Kate Grussing didn't care that the 1941 Cape Cod home had a kitchen the size of a broom closet. It was the original vintage Roper range that caught her eye.

"I appreciated its design elements and how well it was made," she said. "And it's fun."

Grussing bought the St. Louis Park home not just for the Roper, but also for the other period features -- the gracefully curved archways, the classic glass doorknobs, the old-fashioned screen porch. "The house still felt like the 1940s because it hadn't been touched," she said.

So when she decided to build a kitchen addition, her top priority was to emulate that aesthetic. She kept that her priority even when the scope of the project morphed into a major renovation.

"I knew from the start that I was going to do a new kitchen and mudroom," said Grussing, a single mom with 12-year-old twin boys. "But then we had the space above and below it, and I planned to stayed there a long time, so I decided to go ahead and use it."

Grussing's college friend, architect Jean Rehkamp Larson, of Rehkamp Larson Architects in Minneapolis, designed a 1 1/2-story addition that would make the best of the house from the half-finished basement to the overcrowded upstairs. By the time the nine-month project was complete, the house had grown by about 755 square feet, and some of the existing space had been renovated. But the front of the house remained essentially unchanged.

"Kate wanted to keep the character and scale of the Cape Cod home, but create spaces that function like a modern house with a combination of old and new," said Rehkamp Larson.

Main floor makeover

In the old kitchen, Grussing, an avid cook, had so little counter space that she was limited to heating up meals on the stove. Now the kitchen is her favorite room in the house. "It's perfect for making coq au vin for my family," she said.

While it kept its vintage look -- with marble subway-tiled walls, a scalloped-edge range hood and the beloved Roper -- the generously sized room offers expansive CaesarStone quartz countertops and plenty of eat-in space at the butcher-block-topped center island.

In fact, Rehkamp Larson wrapped a beadboard soffit around the ceiling to bring down the scale of the room. But she didn't hold back when it came to placing the refurbished Roper and the new retro-look appliances: They're the stars of the show.

"It's a nod back to the days when appliances were objects rather than built in, sleek and hidden," said Rehkamp Larson. "They have their own personality."

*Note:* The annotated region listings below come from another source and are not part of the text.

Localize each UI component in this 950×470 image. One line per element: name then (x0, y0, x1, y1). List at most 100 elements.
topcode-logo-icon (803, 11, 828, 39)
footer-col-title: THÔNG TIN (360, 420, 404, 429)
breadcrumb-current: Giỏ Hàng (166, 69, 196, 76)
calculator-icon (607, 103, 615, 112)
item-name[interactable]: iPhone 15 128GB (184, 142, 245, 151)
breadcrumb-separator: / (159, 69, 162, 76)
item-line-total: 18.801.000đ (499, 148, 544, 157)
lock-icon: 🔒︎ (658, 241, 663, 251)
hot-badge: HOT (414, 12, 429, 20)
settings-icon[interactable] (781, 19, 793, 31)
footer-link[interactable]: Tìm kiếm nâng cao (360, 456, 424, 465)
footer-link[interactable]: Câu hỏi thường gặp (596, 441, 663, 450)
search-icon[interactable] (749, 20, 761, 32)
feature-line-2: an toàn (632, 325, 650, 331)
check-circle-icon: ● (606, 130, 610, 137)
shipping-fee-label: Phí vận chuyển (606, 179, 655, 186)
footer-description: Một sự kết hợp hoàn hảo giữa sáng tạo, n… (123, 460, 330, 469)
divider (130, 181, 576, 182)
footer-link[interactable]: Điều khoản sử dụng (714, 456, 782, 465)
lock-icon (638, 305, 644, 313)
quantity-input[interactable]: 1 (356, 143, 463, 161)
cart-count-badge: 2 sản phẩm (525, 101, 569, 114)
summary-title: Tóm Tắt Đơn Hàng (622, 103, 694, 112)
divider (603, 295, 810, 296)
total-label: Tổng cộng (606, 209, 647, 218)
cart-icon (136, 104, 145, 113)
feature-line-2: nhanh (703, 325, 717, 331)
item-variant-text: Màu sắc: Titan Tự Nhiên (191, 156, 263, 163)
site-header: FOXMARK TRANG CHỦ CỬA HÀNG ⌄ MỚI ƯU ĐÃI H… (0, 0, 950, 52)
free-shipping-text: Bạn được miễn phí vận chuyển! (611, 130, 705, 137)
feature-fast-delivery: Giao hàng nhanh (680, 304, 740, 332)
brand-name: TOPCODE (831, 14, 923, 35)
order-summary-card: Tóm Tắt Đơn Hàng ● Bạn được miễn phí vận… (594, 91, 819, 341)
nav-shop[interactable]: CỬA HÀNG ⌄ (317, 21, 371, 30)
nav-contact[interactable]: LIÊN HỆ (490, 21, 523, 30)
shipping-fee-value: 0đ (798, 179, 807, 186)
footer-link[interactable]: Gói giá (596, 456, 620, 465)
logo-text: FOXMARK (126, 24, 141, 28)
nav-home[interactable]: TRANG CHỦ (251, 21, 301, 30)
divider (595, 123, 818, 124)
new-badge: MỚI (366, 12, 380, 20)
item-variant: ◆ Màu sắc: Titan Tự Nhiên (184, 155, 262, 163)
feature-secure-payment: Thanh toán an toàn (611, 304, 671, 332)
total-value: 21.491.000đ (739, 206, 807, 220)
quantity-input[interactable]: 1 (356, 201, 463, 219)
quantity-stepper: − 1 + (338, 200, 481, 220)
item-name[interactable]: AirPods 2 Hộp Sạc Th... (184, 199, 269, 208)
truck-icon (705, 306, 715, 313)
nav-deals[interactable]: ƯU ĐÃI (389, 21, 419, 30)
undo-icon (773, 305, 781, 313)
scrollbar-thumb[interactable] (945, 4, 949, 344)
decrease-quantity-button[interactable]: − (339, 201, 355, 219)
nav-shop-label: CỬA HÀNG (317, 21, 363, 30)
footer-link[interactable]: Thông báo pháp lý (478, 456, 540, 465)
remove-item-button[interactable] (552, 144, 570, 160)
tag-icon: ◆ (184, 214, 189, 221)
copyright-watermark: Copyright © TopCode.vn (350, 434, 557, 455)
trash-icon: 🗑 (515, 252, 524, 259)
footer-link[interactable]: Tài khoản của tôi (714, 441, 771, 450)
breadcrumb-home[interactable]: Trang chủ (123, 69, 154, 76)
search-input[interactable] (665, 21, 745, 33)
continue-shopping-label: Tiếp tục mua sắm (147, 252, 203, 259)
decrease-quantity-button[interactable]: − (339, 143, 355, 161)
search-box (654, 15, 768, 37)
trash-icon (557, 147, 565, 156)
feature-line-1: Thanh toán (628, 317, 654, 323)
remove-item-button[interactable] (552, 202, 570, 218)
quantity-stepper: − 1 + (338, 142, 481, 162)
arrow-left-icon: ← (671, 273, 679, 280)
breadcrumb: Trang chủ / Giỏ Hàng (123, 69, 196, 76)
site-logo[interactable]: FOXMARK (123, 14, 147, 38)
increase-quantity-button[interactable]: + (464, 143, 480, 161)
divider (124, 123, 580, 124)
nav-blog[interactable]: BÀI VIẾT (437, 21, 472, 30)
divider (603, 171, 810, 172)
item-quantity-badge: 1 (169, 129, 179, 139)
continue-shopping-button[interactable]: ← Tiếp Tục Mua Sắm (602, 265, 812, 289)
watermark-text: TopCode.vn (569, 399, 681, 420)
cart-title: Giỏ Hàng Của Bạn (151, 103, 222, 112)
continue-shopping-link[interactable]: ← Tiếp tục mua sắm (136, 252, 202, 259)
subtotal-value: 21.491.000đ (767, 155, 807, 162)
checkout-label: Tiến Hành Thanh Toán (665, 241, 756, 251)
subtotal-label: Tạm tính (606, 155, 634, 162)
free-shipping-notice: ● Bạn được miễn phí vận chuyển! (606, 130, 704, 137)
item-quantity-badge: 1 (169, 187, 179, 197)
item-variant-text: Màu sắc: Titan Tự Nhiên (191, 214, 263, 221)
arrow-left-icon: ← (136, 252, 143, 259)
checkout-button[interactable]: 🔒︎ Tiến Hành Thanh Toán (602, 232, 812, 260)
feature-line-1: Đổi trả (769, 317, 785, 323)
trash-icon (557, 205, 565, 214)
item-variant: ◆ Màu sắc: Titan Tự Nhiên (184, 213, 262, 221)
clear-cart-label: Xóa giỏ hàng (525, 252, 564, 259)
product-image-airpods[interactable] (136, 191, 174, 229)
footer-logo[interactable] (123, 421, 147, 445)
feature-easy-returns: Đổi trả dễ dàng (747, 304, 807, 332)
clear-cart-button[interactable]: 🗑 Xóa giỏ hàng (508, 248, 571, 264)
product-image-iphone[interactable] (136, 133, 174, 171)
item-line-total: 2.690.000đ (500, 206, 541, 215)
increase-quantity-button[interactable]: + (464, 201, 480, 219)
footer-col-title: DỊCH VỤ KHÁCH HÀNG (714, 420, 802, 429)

The new mudroom keeps the boys' snowy boots out of the kitchen. And with hooks and cubbies to store jackets and shoes, the family spends "less time cleaning and looking for stuff," Grussing said.

Upstairs, downstairs

Before the renovation, the boys shared a bedroom in the knotty pine attic and Grussing slept in the main-floor bedroom, which is on the noisier street side of the house. She wanted to move upstairs, where it was quieter.

To accommodate three bedrooms and an updated bathroom, Rehkamp Larson gutted and renovated the second floor.

Grussing's bedroom suite has a big walk-in closet and two shed dormers, which make the room feel brighter and twice as big. "It would have felt tunnel-like without the dormers," Grussing said. The boys also have dormers in their bedrooms.

Rehkamp Larson renovated the basement as well, adding 260 square feet to create a family room and home office for Grussing, a textile designer.

The revamped basement also has in-floor heat, a bathroom and a TV/game room, where the boys can hang out with their friends.

Although the family had to move out for nine months for the three-level renovation, Grussing said she's glad she "thought big and long term."

She offers this advice to anyone thinking of remodeling: "If the plumber is there, put in the bathrooms you want," she said. "Get the footprint the way you want it, and you can finish parts like the basement later."